Bret Easton Ellis: Isn't that what happens to most people? I mean, do 40-year-olds seem less or more creepy to you than 18-year-olds? I'm just throwing that out there. It was hard to look into that mirror.
Details: Your father was an alcoholic, but you still drink, at 46. Do you worry about going down the same road?
Bret Easton Ellis: He had already gone down a road so much worse than mine. By the time he was my age, I don't think he could've even talked to you. I don't think I'm at the same place he was.
Details: Have you ever felt the need to go to rehab?
Bret Easton Ellis: I followed someone into AA once, but only because I wanted to have sex with them. I was told the only way it was going to work between us was if I went to AA, so I pretended I was in AA to get laid. It only worked out for about four weeks, and then the jig was up.
Details: There's always been this casual approach to bisexuality in your books. There are characters who might sleep with a woman or sleep with a man, but you, the author, never seem to make a fuss about that.

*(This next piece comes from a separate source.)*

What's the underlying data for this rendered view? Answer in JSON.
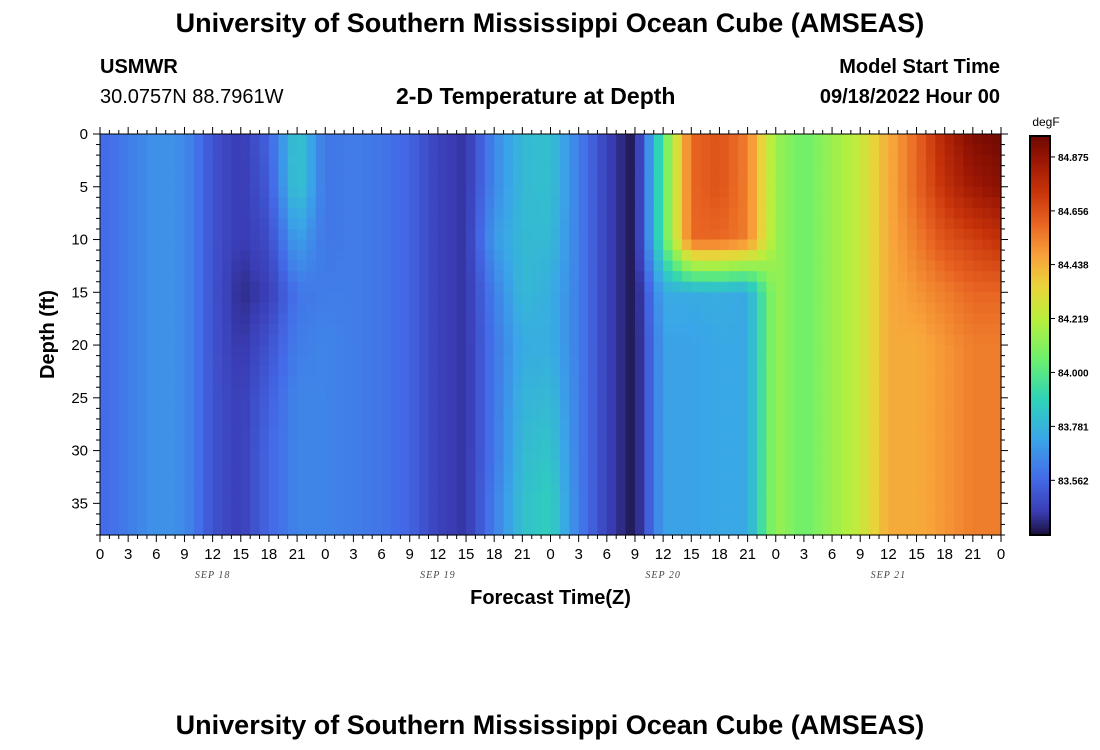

Bret Easton Ellis: You're right.
Details: That's an interesting decision for a writer to make so young. Why did you make it?
Bret Easton Ellis: I really don't know! I would love to give you an answer—depicting me as extremely conscious of these choices. So many of the quote-unquote choices you make are emotionally based. That is an interesting aspect of my work. And why did I go that way when I was 18, 19, 20, writing Less Than Zero? I don't know. I mean, it just felt right to me. And I think it's how I've always felt about it—that it's not necessarily a big deal.
Details: You've been coy about your own sexuality in the past. Where do you stand on that now?
Bret Easton Ellis: Where do I stand on it now? I stand the same place that I've always stood on it, which is...which is what?
Details: My perception was that you were bisexual.
Bret Easton Ellis: I guess that it is the perception. I don't know if that's totally true. It seems to be the narrative that people respond to most, and there is a desire to keep that narrative going. I just tend not to relate to either straight or gay culture. That's where I'm at. And it's really not a confusing place.
Details: There's a scene in Imperial Bedrooms in which Clay falls asleep while listening to Duran Duran's "Hungry Like the Wolf," and you write about the song's "transporting me for one long moment into someone both young and old." Is that a sensation you have these days?
Bret Easton Ellis: Yeah, I guess I can say that. But I have to tell you, I always felt that way. I felt that way at 18. And I don't know if I feel any different now. Like, I had huge problems with my peers when I was writing Less Than Zero, so I already felt like an old man when I was writing that book.
Details: I've noticed that when you fly JetBlue into the Burbank airport, they're always playing eighties New Wave music on the sound system in the terminal: Oingo Boingo, the Thompson Twins, the Psychedelic Furs...
Bret Easton Ellis: The Burbank airport has the best music playing! No other airport has that kind of music.